Wenn man die Tendenz der vergangenen 20 Jahre fortsetzt, dann muss man von einem Anstieg von zwei bis drei Hurrikanen pro Jahr ausgehen.

Sie sprechen von Hurrikanen, die vor allem die subtropische Karibik und die USA treffen. Werden wir vergleichbare Auswirkungen auch in Mittel- und Nordeuropa spüren?

Das lässt sich mangels empirischer Daten noch nicht sagen. Aber aus dem, was wir aus der Physik und aus Beobachtungen schließen können, ist zu folgern, dass mit steigender Erwärmung des Planeten die Niederschläge sich zunehmend auf ziemlich heftige Erscheinungen konzentrieren werden, was einer wachsenden Sturmneigung gleich kommt.

Heißt das, dass wir auch im Norden “tropische” Wirbelstürme erleben werden?

Nein, denn Tropenstürme und Stürme in oberen Breiten folgen ganz unterschiedlichen Entstehungsmechanismen. Aber es kann schon mal vorkommen, dass ein Hurrikan sich in ein außertropisches Tiefdrucksystem und dann in einen Herbststurm umwandelt.

Mehr schwere Wirbelstürme in den USA bedeuten also nicht automatisch auch ein höheres Sturmrisiko für Deutschland?

Nein.
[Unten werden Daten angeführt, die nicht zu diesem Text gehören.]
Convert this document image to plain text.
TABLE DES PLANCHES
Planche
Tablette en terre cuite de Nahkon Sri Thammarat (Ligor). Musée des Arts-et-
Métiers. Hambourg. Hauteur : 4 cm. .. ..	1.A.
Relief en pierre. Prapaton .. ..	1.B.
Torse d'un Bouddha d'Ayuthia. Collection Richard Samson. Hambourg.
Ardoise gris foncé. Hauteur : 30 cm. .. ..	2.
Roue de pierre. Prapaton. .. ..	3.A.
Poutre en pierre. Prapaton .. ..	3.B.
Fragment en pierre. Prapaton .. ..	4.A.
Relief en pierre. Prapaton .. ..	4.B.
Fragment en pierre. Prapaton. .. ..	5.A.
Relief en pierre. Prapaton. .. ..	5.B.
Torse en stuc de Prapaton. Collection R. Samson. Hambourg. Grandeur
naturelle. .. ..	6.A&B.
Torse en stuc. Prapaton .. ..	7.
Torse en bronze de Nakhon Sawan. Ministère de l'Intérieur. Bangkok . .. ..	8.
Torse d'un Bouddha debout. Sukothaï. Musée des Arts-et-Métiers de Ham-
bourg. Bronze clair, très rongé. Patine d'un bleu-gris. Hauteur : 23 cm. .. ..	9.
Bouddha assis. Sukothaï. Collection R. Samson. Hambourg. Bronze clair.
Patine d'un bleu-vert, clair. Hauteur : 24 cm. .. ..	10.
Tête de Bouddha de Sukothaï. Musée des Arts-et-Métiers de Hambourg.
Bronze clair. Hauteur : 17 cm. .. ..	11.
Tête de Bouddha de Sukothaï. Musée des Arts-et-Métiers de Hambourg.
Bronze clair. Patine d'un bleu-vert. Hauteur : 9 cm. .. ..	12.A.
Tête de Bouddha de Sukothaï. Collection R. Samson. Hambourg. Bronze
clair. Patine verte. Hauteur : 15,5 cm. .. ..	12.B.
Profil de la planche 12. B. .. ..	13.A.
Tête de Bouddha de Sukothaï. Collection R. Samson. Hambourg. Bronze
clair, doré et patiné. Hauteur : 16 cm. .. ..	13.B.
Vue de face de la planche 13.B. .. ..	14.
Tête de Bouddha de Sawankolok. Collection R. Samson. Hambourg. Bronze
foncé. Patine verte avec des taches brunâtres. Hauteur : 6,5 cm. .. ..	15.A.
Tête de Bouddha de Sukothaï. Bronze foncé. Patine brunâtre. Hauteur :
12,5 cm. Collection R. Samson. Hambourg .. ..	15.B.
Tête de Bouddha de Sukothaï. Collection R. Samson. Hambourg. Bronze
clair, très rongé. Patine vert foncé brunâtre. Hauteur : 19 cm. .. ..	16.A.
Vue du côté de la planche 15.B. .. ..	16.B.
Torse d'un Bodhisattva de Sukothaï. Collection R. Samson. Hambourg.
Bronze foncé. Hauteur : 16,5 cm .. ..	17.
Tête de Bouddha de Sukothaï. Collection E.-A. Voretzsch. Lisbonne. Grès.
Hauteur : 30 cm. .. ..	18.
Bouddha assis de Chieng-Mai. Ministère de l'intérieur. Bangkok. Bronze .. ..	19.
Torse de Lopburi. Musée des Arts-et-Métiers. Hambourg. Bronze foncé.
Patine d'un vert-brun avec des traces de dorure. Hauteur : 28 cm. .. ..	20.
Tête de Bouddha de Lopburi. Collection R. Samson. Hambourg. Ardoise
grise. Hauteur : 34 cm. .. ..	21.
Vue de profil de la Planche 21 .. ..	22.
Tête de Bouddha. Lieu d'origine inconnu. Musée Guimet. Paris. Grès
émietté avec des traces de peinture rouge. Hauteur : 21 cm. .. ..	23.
Nur in seltenen Fällen kann mal ein verheerendes Sturmsystem in mittleren Breiten – wie etwa das Sturmtief “Lothar” im Dezember 1999 – über eine lange, komplizierte Kette von Abläufen durch einen Wirbelsturm ausgelöst werden, der sich eine Woche oder zehn Tage vorher irgendwo sonst auf der Welt ereignet hat.

Und wenn sich der Nordatlantik vergleichbar den Tropen aufheizt?

Die Wassertemperaturen im nördlichen Atlantik, zwischen dem 50. und dem 70. Breitengrad, sind in den vergangenen hundert Jahren nicht systematisch angestiegen.

Also ist die globale Erwärmung gar kein wirklich globales Phänomen?

Für den Atlantik ist nachweisbar, dass sich der Wärmeaustausch durch die thermohaline Zirkulation (ein “globales Förderband” von Meeresströmungen, zu dem beispielsweise auch der warme Golfstrom gehört, d. Red.) verlangsamt hat, und das hebt die Wirkung der Erwärmung durch Treibhausgase wieder auf. Und in manchen Teilen der Welt, zum Beispiel dem tropischen Westpazifik, werden die Temperaturen sogar fallen, was auf einen anderen, von Menschen verursachten Effekt zurück zu führen ist: Die Emission von Sulfaten als Folge der Verbrennung von Kohle. China verheizt große Mengen von Kohle, und das könnte teilweise oder völlig die Folgen des Treibhauseffekts im westlichen Pazifik aufheben. Wir könnten hier sogar eine Verringerung der Wirbelstürme erleben.

Aber zumindest für die USA ist mit einem Anstieg der Sturmgefahr zu rechnen. Ist dies nach “Katrina” auch in die Köpfe der Politiker eingedrungen?

Noch nicht, wie es scheint. Die maßgebliche US-Behörde, die sich mit Wetterangelegenheiten befasst, die NOAA (National Oceanic and Atmospheric Administration), hat ganz kategorisch erklärt, es gebe keinen Zusammenhang zwischen globaler Erwärmung und Hurrikanen.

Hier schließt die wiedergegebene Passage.